Hey @lhoestq ,
Is there a roadmap/timeline for dataset streaming?
Cheers
hey @vblagoje even better, there’s an open PR: Dataset Streaming by lhoestq · Pull Request #2375 · huggingface/datasets · GitHub
Excellent, thanks @lewtun so we are talking 1.9 as the most likely release or 2.0?
i’ll let quentin answer that since he’s the master of all datasets
releases
Hi ! Most likely in 1.9 (next week maybe ?)
It adds a new datasets.IterableDataset
object that you can load by passing streaming=True
in load_dataset
. You can iterate over it using a for
loop for example.
You can use it to load your dataset, define your data processing using map
and shuffle
, and to train models.
After 1.9 we’ll also keep developing more features around streaming after the release. For example:
datasets.Dataset
object.filter
And also improve the caching/buffering mechanism as well as the streaming from compressed data.
Hi,
I have a general question regarding Streaming mode – Is IterableDataset not to be used with Pytorch DataLoader? I can use Dataset with the DataLoader without any issues (as is also mentioned in the examples), but I cannot do so with the former. I am quite new to the HF Dataset library so my apologies if this is already mentioned somewhere (I am still looking).
I get the following error, which makes sense because this is streaming mode, but I am unclear about how to design so that I can do batching then:
File “/data/leshekha/lib/HFDatasets/lib/python3.6/site-packages/torch/utils/data/sampler.py”, line 67, in iter
return iter(range(len(self.data_source)))
TypeError: object of type ‘IterableDataset’ has no len()
Any help is appreciated. Thank you.
Hi Leena,
If you are using HF Trainer look into overriding get_train_dataloader
where you can provide your own instance of torch Sampler initialized with a dataset size.
HTH,
Vladimir
Hi Vladimir,
Thank you for your response. I am not using HF trainer, I have my own trainer, which essentially means I create my own Dataset, DataLoader, training loop etc (I have not used HF trainer till now may be I will explore that). If my understanding is right then, get_train_dataloader returns a Torch DataLoader so working with HF Trainer and my own Trainer should be very similar.
Looking at the Pytorch code it seems like when IterableDataset is used then _InfiniteConstantSampler is the what the sampler is set to. I created a custom IterableDataset in Torch (not HF) and am able to create batches using this. When I create a HF IterableDataset (using streaming=True) then I am not able to iterate on this as it throws error and you can see that the sampler is SequentialSampler.

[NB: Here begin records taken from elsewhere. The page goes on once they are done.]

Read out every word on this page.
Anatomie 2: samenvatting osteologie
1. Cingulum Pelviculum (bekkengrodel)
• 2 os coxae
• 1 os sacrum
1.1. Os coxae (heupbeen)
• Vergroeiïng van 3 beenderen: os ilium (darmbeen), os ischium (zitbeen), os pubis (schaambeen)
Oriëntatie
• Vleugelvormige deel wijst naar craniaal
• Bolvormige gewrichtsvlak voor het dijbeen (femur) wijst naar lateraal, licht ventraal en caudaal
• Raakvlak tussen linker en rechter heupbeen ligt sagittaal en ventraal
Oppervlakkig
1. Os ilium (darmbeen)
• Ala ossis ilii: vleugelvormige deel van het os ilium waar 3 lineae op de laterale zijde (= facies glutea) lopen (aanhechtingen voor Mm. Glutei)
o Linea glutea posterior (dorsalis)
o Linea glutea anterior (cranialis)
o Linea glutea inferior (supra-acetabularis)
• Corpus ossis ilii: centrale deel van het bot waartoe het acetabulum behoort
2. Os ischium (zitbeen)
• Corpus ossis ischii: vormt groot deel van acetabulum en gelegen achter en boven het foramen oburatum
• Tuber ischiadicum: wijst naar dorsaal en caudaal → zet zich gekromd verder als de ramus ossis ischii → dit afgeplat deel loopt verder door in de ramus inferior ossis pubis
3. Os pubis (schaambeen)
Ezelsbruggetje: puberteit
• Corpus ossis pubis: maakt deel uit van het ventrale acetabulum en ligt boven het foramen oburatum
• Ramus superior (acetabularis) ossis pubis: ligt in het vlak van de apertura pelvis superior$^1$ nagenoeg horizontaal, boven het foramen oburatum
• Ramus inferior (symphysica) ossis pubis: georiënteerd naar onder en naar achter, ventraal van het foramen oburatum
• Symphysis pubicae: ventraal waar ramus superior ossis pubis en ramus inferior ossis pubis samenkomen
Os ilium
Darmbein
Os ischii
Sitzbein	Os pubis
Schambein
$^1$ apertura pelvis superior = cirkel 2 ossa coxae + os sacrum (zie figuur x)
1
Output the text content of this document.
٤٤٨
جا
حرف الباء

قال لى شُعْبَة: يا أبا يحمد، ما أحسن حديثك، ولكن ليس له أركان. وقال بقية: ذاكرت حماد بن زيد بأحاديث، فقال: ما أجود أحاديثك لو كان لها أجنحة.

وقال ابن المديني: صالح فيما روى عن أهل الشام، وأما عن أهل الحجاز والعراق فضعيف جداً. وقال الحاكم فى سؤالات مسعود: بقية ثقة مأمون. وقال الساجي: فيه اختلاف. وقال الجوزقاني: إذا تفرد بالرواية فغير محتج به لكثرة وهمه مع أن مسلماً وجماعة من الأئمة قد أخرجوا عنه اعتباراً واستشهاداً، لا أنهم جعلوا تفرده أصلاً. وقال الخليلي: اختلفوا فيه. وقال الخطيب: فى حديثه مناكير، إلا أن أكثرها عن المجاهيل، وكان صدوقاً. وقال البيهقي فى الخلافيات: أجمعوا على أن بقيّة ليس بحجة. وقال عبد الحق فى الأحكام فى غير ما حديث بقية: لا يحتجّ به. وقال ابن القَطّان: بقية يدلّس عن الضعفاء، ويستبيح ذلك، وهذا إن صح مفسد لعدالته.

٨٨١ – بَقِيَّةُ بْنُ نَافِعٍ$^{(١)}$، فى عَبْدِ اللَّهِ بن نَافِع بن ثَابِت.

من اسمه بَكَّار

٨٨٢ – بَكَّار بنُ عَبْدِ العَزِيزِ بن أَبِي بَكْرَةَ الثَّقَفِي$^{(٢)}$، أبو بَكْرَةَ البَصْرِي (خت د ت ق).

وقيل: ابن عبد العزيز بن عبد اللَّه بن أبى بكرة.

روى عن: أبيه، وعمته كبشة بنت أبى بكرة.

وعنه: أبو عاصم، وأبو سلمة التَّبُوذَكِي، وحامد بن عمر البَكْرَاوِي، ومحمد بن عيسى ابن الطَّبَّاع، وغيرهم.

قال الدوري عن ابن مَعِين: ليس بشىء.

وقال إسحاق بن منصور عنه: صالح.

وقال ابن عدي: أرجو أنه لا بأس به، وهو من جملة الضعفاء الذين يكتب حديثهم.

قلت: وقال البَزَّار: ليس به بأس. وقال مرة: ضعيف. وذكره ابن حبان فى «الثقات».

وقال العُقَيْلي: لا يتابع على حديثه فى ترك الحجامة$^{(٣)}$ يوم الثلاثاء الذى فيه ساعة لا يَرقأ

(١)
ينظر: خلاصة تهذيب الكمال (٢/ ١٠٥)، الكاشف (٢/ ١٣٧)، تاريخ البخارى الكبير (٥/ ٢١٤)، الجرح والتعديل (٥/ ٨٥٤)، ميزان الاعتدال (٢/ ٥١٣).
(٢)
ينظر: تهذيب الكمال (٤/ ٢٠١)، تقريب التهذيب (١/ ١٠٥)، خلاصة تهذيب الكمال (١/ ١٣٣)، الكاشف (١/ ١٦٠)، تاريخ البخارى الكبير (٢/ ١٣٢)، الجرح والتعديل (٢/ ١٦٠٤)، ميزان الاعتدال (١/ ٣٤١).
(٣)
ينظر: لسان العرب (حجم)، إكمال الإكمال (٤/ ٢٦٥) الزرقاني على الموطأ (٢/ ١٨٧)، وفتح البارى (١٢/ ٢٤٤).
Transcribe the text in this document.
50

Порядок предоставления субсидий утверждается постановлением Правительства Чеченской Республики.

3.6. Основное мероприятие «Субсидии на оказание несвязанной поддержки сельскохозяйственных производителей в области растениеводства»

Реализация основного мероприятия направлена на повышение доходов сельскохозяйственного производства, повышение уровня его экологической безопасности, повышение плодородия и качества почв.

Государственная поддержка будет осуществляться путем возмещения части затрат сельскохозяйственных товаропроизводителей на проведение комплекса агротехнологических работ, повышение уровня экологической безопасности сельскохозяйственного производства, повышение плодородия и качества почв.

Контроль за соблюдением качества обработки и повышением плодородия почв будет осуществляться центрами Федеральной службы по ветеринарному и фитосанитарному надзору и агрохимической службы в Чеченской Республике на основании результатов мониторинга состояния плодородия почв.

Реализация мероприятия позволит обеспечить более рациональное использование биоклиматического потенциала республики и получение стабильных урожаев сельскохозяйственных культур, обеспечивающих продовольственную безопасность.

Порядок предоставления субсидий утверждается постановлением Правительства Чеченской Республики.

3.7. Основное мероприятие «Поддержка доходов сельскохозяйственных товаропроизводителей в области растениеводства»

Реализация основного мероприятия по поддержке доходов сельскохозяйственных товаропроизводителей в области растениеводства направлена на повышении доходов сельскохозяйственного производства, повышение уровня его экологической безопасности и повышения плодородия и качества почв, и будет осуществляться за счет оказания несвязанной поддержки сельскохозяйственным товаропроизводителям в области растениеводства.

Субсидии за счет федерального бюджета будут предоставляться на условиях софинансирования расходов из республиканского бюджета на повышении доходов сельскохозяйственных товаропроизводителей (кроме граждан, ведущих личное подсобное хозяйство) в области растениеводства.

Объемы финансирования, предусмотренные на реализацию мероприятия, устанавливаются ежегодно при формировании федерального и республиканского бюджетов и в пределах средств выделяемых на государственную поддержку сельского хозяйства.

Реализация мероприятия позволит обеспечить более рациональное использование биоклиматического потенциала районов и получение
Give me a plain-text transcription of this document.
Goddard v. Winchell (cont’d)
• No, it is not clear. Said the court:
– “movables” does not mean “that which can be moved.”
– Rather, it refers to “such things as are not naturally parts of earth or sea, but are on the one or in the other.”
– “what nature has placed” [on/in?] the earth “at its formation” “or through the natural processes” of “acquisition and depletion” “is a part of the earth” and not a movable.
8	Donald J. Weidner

Here is a reproducible example:
class CustomIterableDataset(IterableDataset):
def __init__(self, data):
self.data = data
def __iter__(self):
return iter(self.data)
data = list(range(12))
dataset = CustomIterableDataset(data)
dataloader = DataLoader(dataset, batch_size=4)
print("dataloader: ", dataloader.sampler)
for batch in dataloader:
print(batch)
Output is:
dataloader: <torch.utils.data.dataloader._InfiniteConstantSampler object at 0x7f1cc29e2c50>
tensor([0, 1, 2, 3])
tensor([4, 5, 6, 7])
tensor([ 8, 9, 10, 11])
from datasets import load_dataset
dataset = load_dataset('oscar', "unshuffled_deduplicated_en", split='train', streaming=True)
dataloader = torch.utils.data.DataLoader(dataset, batch_size=32)
print(dataloader.sampler)
<torch.utils.data.sampler.SequentialSampler object at 0x7f245a510208>
for batch in dataloader:
print(batch)
Error is:
Traceback (most recent call last):
File “”, line 1, in
File “/data/leshekha/lib/HFDatasets/lib/python3.6/site-packages/torch/utils/data/dataloader.py”, line 435, in next
data = self._next_data()
File “/data/leshekha/lib/HFDatasets/lib/python3.6/site-packages/torch/utils/data/dataloader.py”, line 474, in _next_data
index = self._next_index() # may raise StopIteration
File “/data/leshekha/lib/HFDatasets/lib/python3.6/site-packages/torch/utils/data/dataloader.py”, line 427, in _next_index
return next(self._sampler_iter) # may raise StopIteration
File “/data/leshekha/lib/HFDatasets/lib/python3.6/site-packages/torch/utils/data/sampler.py”, line 227, in iter
for idx in self.sampler:
File “/data/leshekha/lib/HFDatasets/lib/python3.6/site-packages/torch/utils/data/sampler.py”, line 67, in iter
return iter(range(len(self.data_source)))
TypeError: object of type ‘IterableDataset’ has no len()
Thanks,
Leena
Solution at Error iteration over IterableDataset using Torch DataLoader · Issue #2583 · huggingface/datasets · GitHub
Thank you for the solution and the link. I was just about to paste it here. This has been solved.